During this time of year as teens are getting more involved in school activities, a question that many students and parents raise is whether it’s best to be more “well-rounded.” The term “well-rounded” refers to a student who has experiences in a range of varied activities. “Should I(my teen) be “well rounded” often translates to ‘”Will this help me(my teen) get into college?” The concept of “well–rounded “ was born in hindsight from a 1980’s myth of how students got accepted to most selective colleges.
My question back to them is “What’s your goal?” It’s not meant to be a smart-alecky response but the emphasis on every aspect of the college admissions process is the student.
My recent e-newsletter shared what colleges today want and many parents were abuzz about what this means for their college-bound teen. Colleges want engaged, curious learners. This new revelation can be unsettling because it’s the opposite of “well-rounded”.
Over the years, I’ve read thousands of applications and spoken with numerous admissions officers about what they seek in prospective candidates and “well-rounded” isn’t just dead among the most selective colleges but an even broader landscape. The activities resume filled with 15-20 activities may show busy-ness, but too often lack evidence of these qualities:
- Interest – are you really that interested in an activity that you’ve only spent a few hours doing in 9th grade? Based on your activities resume, what are you interested in?
- Commitment – where is the evidence of your commitment? College communities thrive on student commitment.
- Impact – what difference was made by your participation? do your activities show what impact you made on your school or community through your involvement? When a student is doing an activity for the sake of appearing “well rounded” then they may not be around long enough to take a leadership role, influence the direction, mentor other students, or make any impact at all.

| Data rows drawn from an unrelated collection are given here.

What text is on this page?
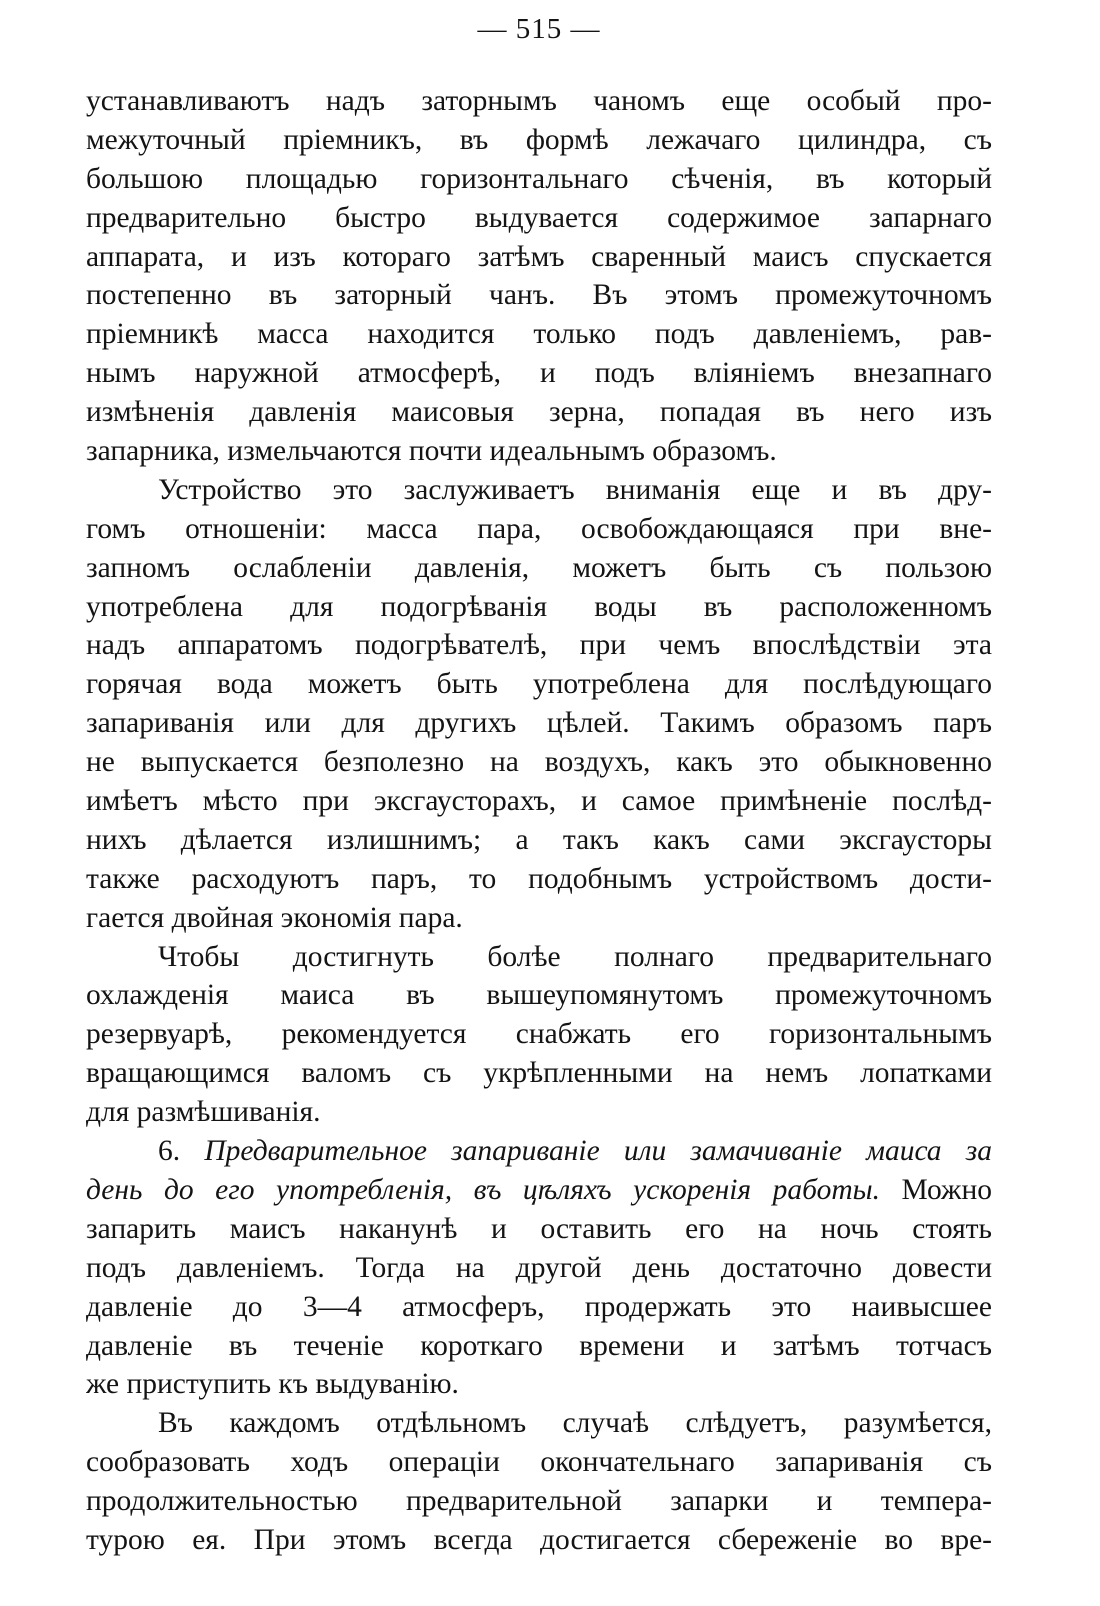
— 515 —
устанавливаютъ надъ заторнымъ чаномъ еще особый про-
межуточный пріемникъ, въ формѣ лежачаго цилиндра, съ
большою площадью горизонтальнаго сѣченія, въ который
предварительно быстро выдувается содержимое запарнаго
аппарата, и изъ котораго затѣмъ сваренный маисъ спускается
постепенно въ заторный чанъ. Въ этомъ промежуточномъ
пріемникѣ масса находится только подъ давленіемъ, рав-
нымъ наружной атмосферѣ, и подъ вліяніемъ внезапнаго
измѣненія давленія маисовыя зерна, попадая въ него изъ
запарника, измельчаются почти идеальнымъ образомъ.
Устройство это заслуживаетъ вниманія еще и въ дру-
гомъ отношеніи: масса пара, освобождающаяся при вне-
запномъ ослабленіи давленія, можетъ быть съ пользою
употреблена для подогрѣванія воды въ расположенномъ
надъ аппаратомъ подогрѣвателѣ, при чемъ впослѣдствіи эта
горячая вода можетъ быть употреблена для послѣдующаго
запариванія или для другихъ цѣлей. Такимъ образомъ паръ
не выпускается безполезно на воздухъ, какъ это обыкновенно
имѣетъ мѣсто при эксгаусторахъ, и самое примѣненіе послѣд-
нихъ дѣлается излишнимъ; а такъ какъ сами эксгаусторы
также расходуютъ паръ, то подобнымъ устройствомъ дости-
гается двойная экономія пара.
Чтобы достигнуть болѣе полнаго предварительнаго
охлажденія маиса въ вышеупомянутомъ промежуточномъ
резервуарѣ, рекомендуется снабжать его горизонтальнымъ
вращающимся валомъ съ укрѣпленными на немъ лопатками
для размѣшиванія.
6. Предварительное запариваніе или замачиваніе маиса за
день до его употребленія, въ цѣляхъ ускоренія работы. Можно
запарить маисъ наканунѣ и оставить его на ночь стоять
подъ давленіемъ. Тогда на другой день достаточно довести
давленіе до 3—4 атмосферъ, продержать это наивысшее
давленіе въ теченіе короткаго времени и затѣмъ тотчасъ
же приступить къ выдуванію.
Въ каждомъ отдѣльномъ случаѣ слѣдуетъ, разумѣется,
сообразовать ходъ операціи окончательнаго запариванія съ
продолжительностью предварительной запарки и темпера-
турою ея. При этомъ всегда достигается сбереженіе во вре-
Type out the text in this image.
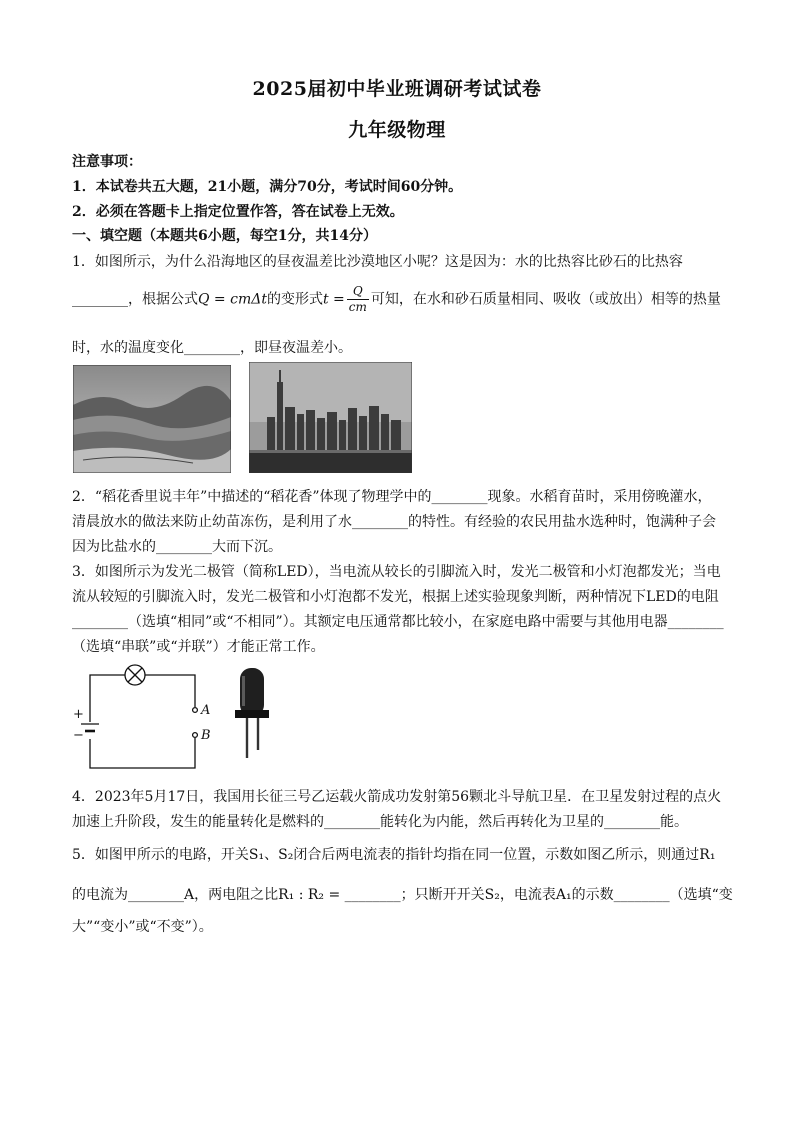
2025届初中毕业班调研考试试卷
九年级物理
注意事项：
1．本试卷共五大题，21小题，满分70分，考试时间60分钟。
2．必须在答题卡上指定位置作答，答在试卷上无效。
一、填空题（本题共6小题，每空1分，共14分）
1．如图所示，为什么沿海地区的昼夜温差比沙漠地区小呢？这是因为：水的比热容比砂石的比热容
________，根据公式Q = cmΔt的变形式$t = \frac{Q}{cm}$ 可知，在水和砂石质量相同、吸收（或放出）相等的热量
时，水的温度变化________，即昼夜温差小。
2．“稻花香里说丰年”中描述的“稻花香”体现了物理学中的________现象。水稻育苗时，采用傍晚灌水，
清晨放水的做法来防止幼苗冻伤，是利用了水________的特性。有经验的农民用盐水选种时，饱满种子会
因为比盐水的________大而下沉。
3．如图所示为发光二极管（简称LED），当电流从较长的引脚流入时，发光二极管和小灯泡都发光；当电
流从较短的引脚流入时，发光二极管和小灯泡都不发光，根据上述实验现象判断，两种情况下LED的电阻
________（选填“相同”或“不相同”）。其额定电压通常都比较小，在家庭电路中需要与其他用电器________
（选填“串联”或“并联”）才能正常工作。
+
−
A
B
4．2023年5月17日，我国用长征三号乙运载火箭成功发射第56颗北斗导航卫星．在卫星发射过程的点火
加速上升阶段，发生的能量转化是燃料的________能转化为内能，然后再转化为卫星的________能。
5．如图甲所示的电路，开关S₁、S₂闭合后两电流表的指针均指在同一位置，示数如图乙所示，则通过R₁
的电流为________A，两电阻之比R₁ : R₂ = ________；只断开开关S₂，电流表A₁的示数________（选填“变
大”“变小”或“不变”）。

In closing, I go back to my initial response, “What’s your goal?” The entire college admissions process is about the student NOT the college. If the student is doing an activity just for the sake of getting into college, it will come through in their laundry list of activities and especially their application essays. When students focus their time and efforts on those activities they enjoy, have an interest in pursuing, and make an impact on others involved with them . . . that’s when students have the best chances of getting in and getting money for college.